Ammar R.A.: "Kişiye namazından ancak aklı başında iken kıldığı yazılır" buyurdu.
Aşere-i Mübeşşere'den Talha, Zübeyr ve bâzı Sahâbe-i Güzîn, namazı hafif acele kılarlardı. Sebebi sorulunca "Şeytanın vesvesesi ulaşmadan bitirmek için" derlerdi.
Hz. Ömer R.A. minberden:
- "Kul, Müslüman olduğu halde, Allah için kâmil bir namaz kılmadan saç ve sakalını ağartabilir" dedi.
- "Nasıl olur?" denildi.
- "Huzû ve huşûa riayet etmediğinden" buyurdu.
"Onlar ki, kıldığı namazdan habersiz, sehv ederler" (Sûre-i Mâûn 5) ayet-i celilesinin tefsirinde: "Bunlar kaç rek'at kıldığını bilmeyenlerdir" denilmiş...
Hasan-ı Basrî Hz. ise "Bunlar unutarak namaz vaktini geçirenlerdir" dedi.
Bazıları da "Vaktinde kıldığına sevinmeyip, vaktini geçirdiğine üzülmeyenlerdir" diye mânâ verdiler.

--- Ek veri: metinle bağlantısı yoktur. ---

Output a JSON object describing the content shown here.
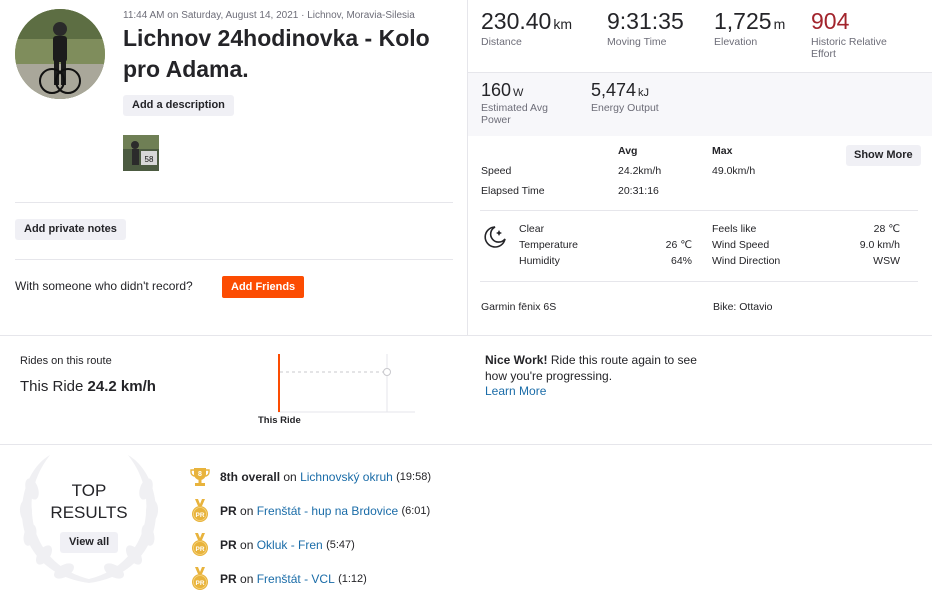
{
  "activity": {
    "timestamp": "11:44 AM on Saturday, August 14, 2021 · Lichnov, Moravia-Silesia",
    "title": "Lichnov 24hodinovka - Kolo pro Adama.",
    "add_description": "Add a description",
    "photo_badge": "58",
    "add_private_notes": "Add private notes",
    "friends_question": "With someone who didn't record?",
    "add_friends": "Add Friends"
  },
  "stats": {
    "distance": {
      "value": "230.40",
      "unit": "km",
      "label": "Distance"
    },
    "moving_time": {
      "value": "9:31:35",
      "unit": "",
      "label": "Moving Time"
    },
    "elevation": {
      "value": "1,725",
      "unit": "m",
      "label": "Elevation"
    },
    "relative_effort": {
      "value": "904",
      "unit": "",
      "label": "Historic Relative Effort"
    },
    "power": {
      "value": "160",
      "unit": "W",
      "label": "Estimated Avg Power"
    },
    "energy": {
      "value": "5,474",
      "unit": "kJ",
      "label": "Energy Output"
    }
  },
  "table": {
    "avg_header": "Avg",
    "max_header": "Max",
    "show_more": "Show More",
    "speed_label": "Speed",
    "speed_avg": "24.2km/h",
    "speed_max": "49.0km/h",
    "elapsed_label": "Elapsed Time",
    "elapsed_avg": "20:31:16"
  },
  "weather": {
    "condition": "Clear",
    "temperature_label": "Temperature",
    "temperature": "26 ℃",
    "humidity_label": "Humidity",
    "humidity": "64%",
    "feels_like_label": "Feels like",
    "feels_like": "28 ℃",
    "wind_speed_label": "Wind Speed",
    "wind_speed": "9.0 km/h",
    "wind_dir_label": "Wind Direction",
    "wind_dir": "WSW"
  },
  "device": {
    "name": "Garmin fēnix 6S",
    "bike": "Bike: Ottavio"
  },
  "route": {
    "label": "Rides on this route",
    "this_ride_prefix": "This Ride",
    "this_ride_speed": "24.2 km/h",
    "chart_caption": "This Ride",
    "nice_bold": "Nice Work!",
    "nice_text": "Ride this route again to see how you're progressing.",
    "learn_more": "Learn More"
  },
  "top_results": {
    "title_line1": "TOP",
    "title_line2": "RESULTS",
    "view_all": "View all",
    "items": [
      {
        "icon": "trophy-icon",
        "rank": "8th overall",
        "on": "on",
        "segment": "Lichnovský okruh",
        "time": "(19:58)",
        "badge": "8"
      },
      {
        "icon": "pr-medal-icon",
        "rank": "PR",
        "on": "on",
        "segment": "Frenštát - hup na Brdovice",
        "time": "(6:01)",
        "badge": "PR"
      },
      {
        "icon": "pr-medal-icon",
        "rank": "PR",
        "on": "on",
        "segment": "Okluk - Fren",
        "time": "(5:47)",
        "badge": "PR"
      },
      {
        "icon": "pr-medal-icon",
        "rank": "PR",
        "on": "on",
        "segment": "Frenštát - VCL",
        "time": "(1:12)",
        "badge": "PR"
      }
    ]
  },
  "colors": {
    "accent": "#fc4c02",
    "effort_red": "#a2242c",
    "link_blue": "#1a6ca8",
    "medal_gold": "#e8b33c"
  }
}
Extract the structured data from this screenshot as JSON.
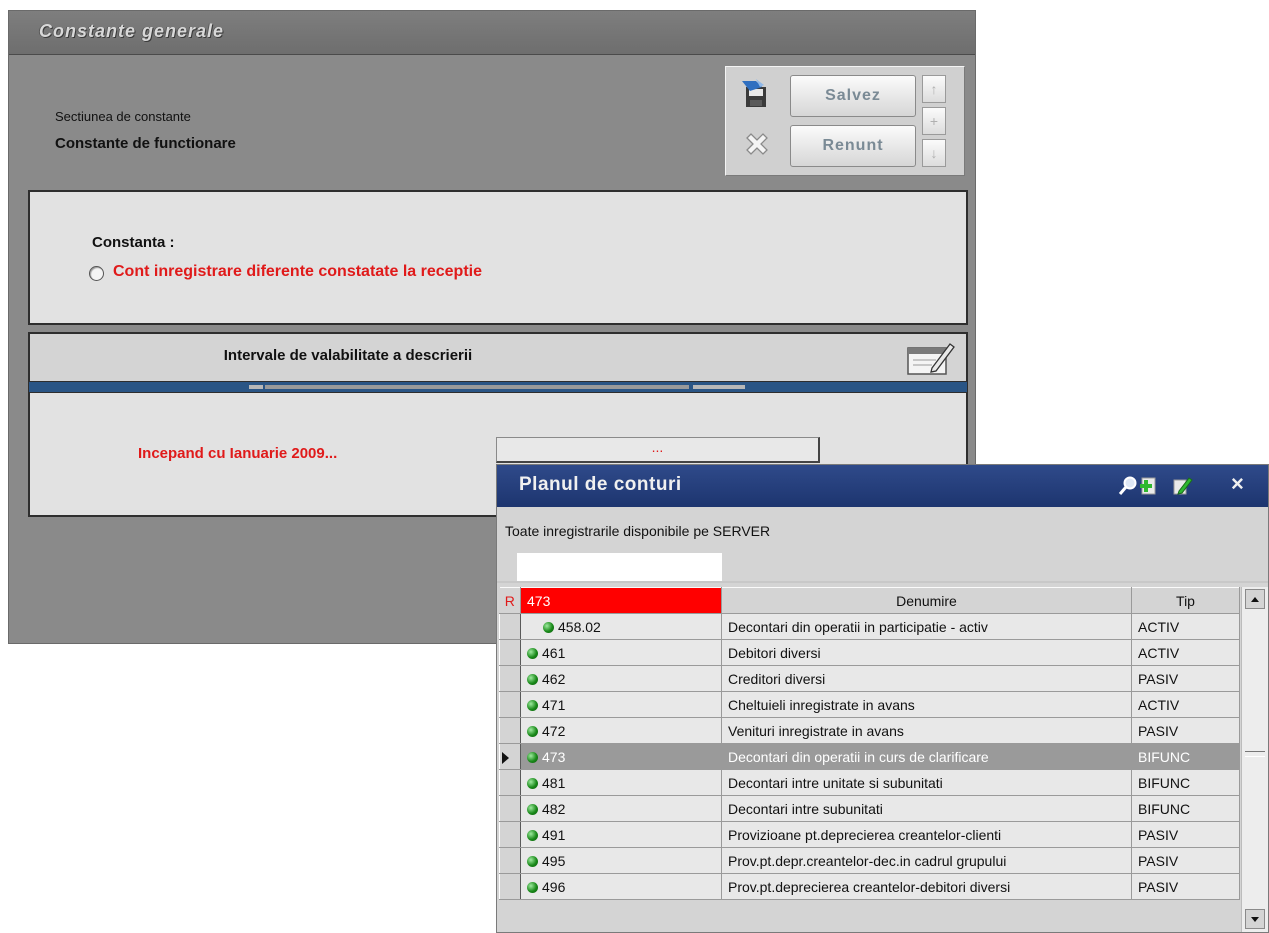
{
  "main": {
    "title": "Constante generale",
    "section_label": "Sectiunea de constante",
    "section_value": "Constante de functionare",
    "save_label": "Salvez",
    "cancel_label": "Renunt",
    "constant_label": "Constanta :",
    "constant_value": "Cont inregistrare diferente constatate la receptie",
    "interval_title": "Intervale de valabilitate a descrierii",
    "interval_start": "Incepand cu Ianuarie 2009...",
    "interval_field": "..."
  },
  "coa": {
    "title": "Planul de conturi",
    "status": "Toate inregistrarile disponibile pe SERVER",
    "filter_value": "",
    "columns": {
      "r": "R",
      "code": "473",
      "name": "Denumire",
      "type": "Tip"
    },
    "rows": [
      {
        "code": "458.02",
        "name": "Decontari din operatii in participatie - activ",
        "type": "ACTIV"
      },
      {
        "code": "461",
        "name": "Debitori diversi",
        "type": "ACTIV"
      },
      {
        "code": "462",
        "name": "Creditori diversi",
        "type": "PASIV"
      },
      {
        "code": "471",
        "name": "Cheltuieli inregistrate in avans",
        "type": "ACTIV"
      },
      {
        "code": "472",
        "name": "Venituri inregistrate in avans",
        "type": "PASIV"
      },
      {
        "code": "473",
        "name": "Decontari din operatii in curs de clarificare",
        "type": "BIFUNC"
      },
      {
        "code": "481",
        "name": "Decontari intre unitate si subunitati",
        "type": "BIFUNC"
      },
      {
        "code": "482",
        "name": "Decontari intre subunitati",
        "type": "BIFUNC"
      },
      {
        "code": "491",
        "name": "Provizioane pt.deprecierea creantelor-clienti",
        "type": "PASIV"
      },
      {
        "code": "495",
        "name": "Prov.pt.depr.creantelor-dec.in cadrul grupului",
        "type": "PASIV"
      },
      {
        "code": "496",
        "name": "Prov.pt.deprecierea creantelor-debitori diversi",
        "type": "PASIV"
      }
    ],
    "selected_code": "473"
  },
  "colors": {
    "accent_red": "#e01a1a",
    "title_blue": "#1d356f",
    "status_green": "#1a8a1a"
  },
  "icons": {
    "save": "floppy-save-icon",
    "cancel": "cancel-x-icon",
    "edit": "edit-pencil-icon",
    "search": "search-icon",
    "add": "add-record-icon",
    "close": "close-icon"
  }
}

Rasûlüllah S.A.V. Efendimiz, namaz kılarken, bir âyet atlayarak okudu. Namaz bitince, Eshâb-ı Kiram'a "Ne okudum?" diye sordu. Übey bin Kâ'b Hz.'nden başka bilen olmadı. "Ne oluyor? Bir kavm, peygamberinin ardında namaz kılar da, onun ne okuduğunu bilmez. İsrâiloğulları da böyle yaptıklarından, Allahü Teâlâ, peygamberlerine vahyetti: "Ümmetine haber ver: Bedenlerinizle hazırlanır, dillerinizle okursunuz da, kalbiniz başka tarafta.. Bu yaptığınız bâtıldır" buyurdu."

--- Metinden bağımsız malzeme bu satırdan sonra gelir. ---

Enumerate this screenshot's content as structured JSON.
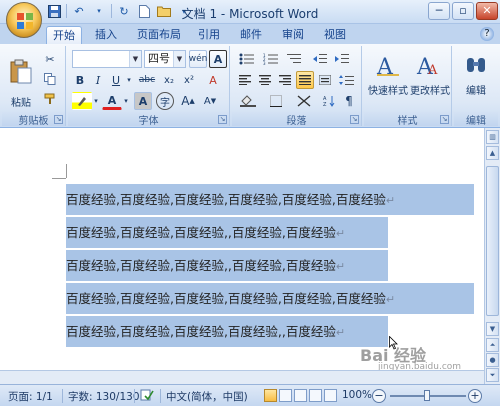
{
  "window": {
    "title": "文档 1 - Microsoft Word",
    "controls": {
      "minimize": "─",
      "restore": "▫",
      "close": "✕"
    }
  },
  "tabs": [
    {
      "label": "开始",
      "active": true
    },
    {
      "label": "插入"
    },
    {
      "label": "页面布局"
    },
    {
      "label": "引用"
    },
    {
      "label": "邮件"
    },
    {
      "label": "审阅"
    },
    {
      "label": "视图"
    }
  ],
  "ribbon": {
    "clipboard": {
      "label": "剪贴板",
      "paste": "粘贴"
    },
    "font": {
      "label": "字体",
      "font_name": "",
      "font_size": "四号",
      "bold": "B",
      "italic": "I",
      "underline": "U",
      "strike": "abc",
      "subscript": "x₂",
      "superscript": "x²",
      "clear": "A",
      "font_color": "A",
      "char_shading": "A",
      "enclose": "字",
      "grow": "A",
      "shrink": "A",
      "phonetic": "wén",
      "border": "A"
    },
    "paragraph": {
      "label": "段落"
    },
    "styles": {
      "label": "样式",
      "quick_styles": "快速样式",
      "change_styles": "更改样式"
    },
    "editing": {
      "label": "编辑"
    }
  },
  "document": {
    "lines": [
      "百度经验,百度经验,百度经验,百度经验,百度经验,百度经验",
      "百度经验,百度经验,百度经验,,百度经验,百度经验",
      "百度经验,百度经验,百度经验,,百度经验,百度经验",
      "百度经验,百度经验,百度经验,百度经验,百度经验,百度经验",
      "百度经验,百度经验,百度经验,百度经验,,百度经验"
    ],
    "paragraph_mark": "↵",
    "watermark": "Bai 经验",
    "watermark_url": "jingyan.baidu.com"
  },
  "statusbar": {
    "page": "页面: 1/1",
    "words": "字数: 130/130",
    "language": "中文(简体，中国)",
    "zoom": "100%",
    "zoom_minus": "−",
    "zoom_plus": "+"
  }
}
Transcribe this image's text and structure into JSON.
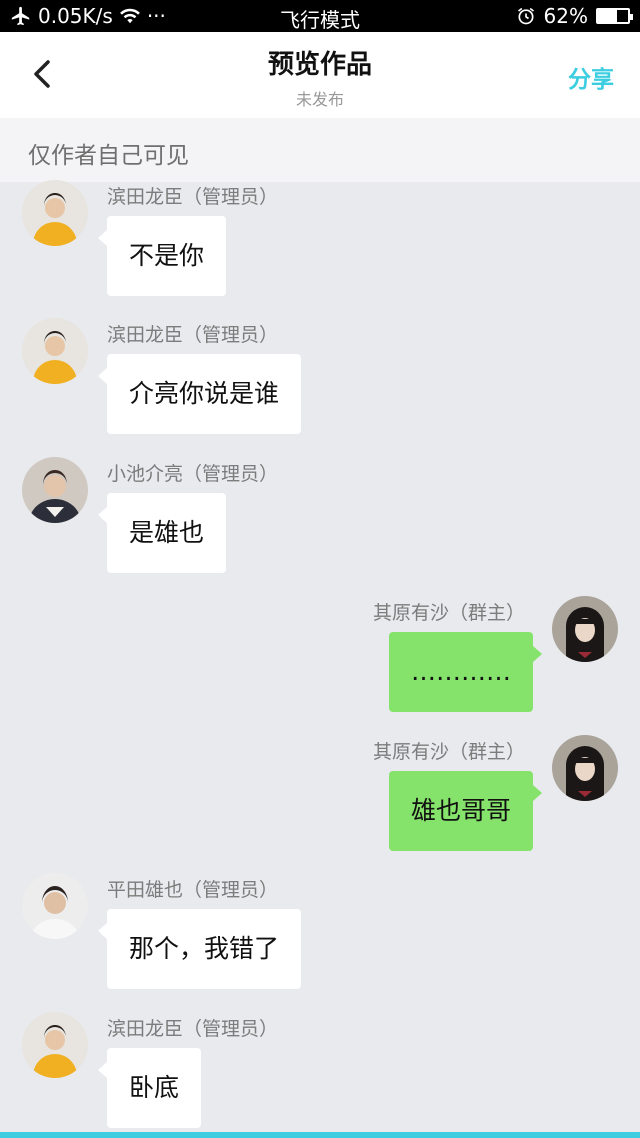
{
  "status_bar": {
    "speed": "0.05K/s",
    "dots": "···",
    "mode": "飞行模式",
    "battery": "62%",
    "battery_level": 0.62
  },
  "header": {
    "title": "预览作品",
    "subtitle": "未发布",
    "share_label": "分享"
  },
  "notice": "仅作者自己可见",
  "messages": [
    {
      "side": "left",
      "name": "滨田龙臣（管理员）",
      "text": "不是你"
    },
    {
      "side": "left",
      "name": "滨田龙臣（管理员）",
      "text": "介亮你说是谁"
    },
    {
      "side": "left",
      "name": "小池介亮（管理员）",
      "text": "是雄也"
    },
    {
      "side": "right",
      "name": "其原有沙（群主）",
      "text": "…………"
    },
    {
      "side": "right",
      "name": "其原有沙（群主）",
      "text": "雄也哥哥"
    },
    {
      "side": "left",
      "name": "平田雄也（管理员）",
      "text": "那个，我错了"
    },
    {
      "side": "left",
      "name": "滨田龙臣（管理员）",
      "text": "卧底"
    }
  ],
  "colors": {
    "accent": "#3ccee0",
    "self_bubble": "#85e36b",
    "other_bubble": "#ffffff",
    "background": "#e9eaee"
  }
}
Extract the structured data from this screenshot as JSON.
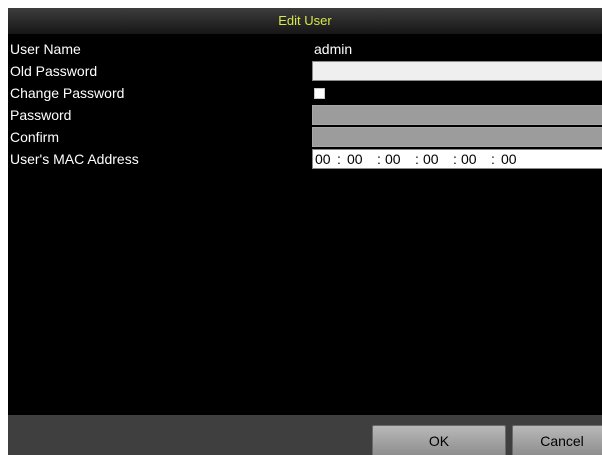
{
  "window": {
    "title": "Edit User"
  },
  "form": {
    "user_name_label": "User Name",
    "user_name_value": "admin",
    "old_password_label": "Old Password",
    "old_password_value": "",
    "change_password_label": "Change Password",
    "change_password_checked": false,
    "password_label": "Password",
    "password_value": "",
    "confirm_label": "Confirm",
    "confirm_value": "",
    "mac_label": "User's MAC Address",
    "mac_octets": [
      "00",
      "00",
      "00",
      "00",
      "00",
      "00"
    ],
    "mac_separator": ":"
  },
  "footer": {
    "ok_label": "OK",
    "cancel_label": "Cancel"
  },
  "colors": {
    "title_text": "#d6e84a",
    "background": "#000000",
    "footer_bg": "#3f3f3f",
    "disabled_field": "#9c9c9c"
  }
}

Bu hadis-i şerife istinaden: "İmamın okuduğunu bilmek, namazın sıhhatine kâfî delildir" denilmiş..
Bâzıları da: "Kişi secde ile Allah'a yaklaştım sanır. Hâlbuki, kazandığı günah, bulunduğu şehir halkına taksim edilse, hepsini helâk eder. Buna sebep, kalıbı secdede iken, kalbi, nefsinin hevası peşinde, boş şeylerle meşgul olmasındandır", dediler.
Fatiha okurken, namazın ruhu olan "İyyâke na'büdü ve iyyâke nesteiyn" (Ancak sana ibadet eder ve ancak senden yardım dileriz.) diye ilticâ edip yalvarmanın mânâsı iyi düşünülmeli...
Burada Allahü Teâlâ ile kul arasında yetmiş bin perde kalkar, yalnız bir beşeriyet perdesi kalır.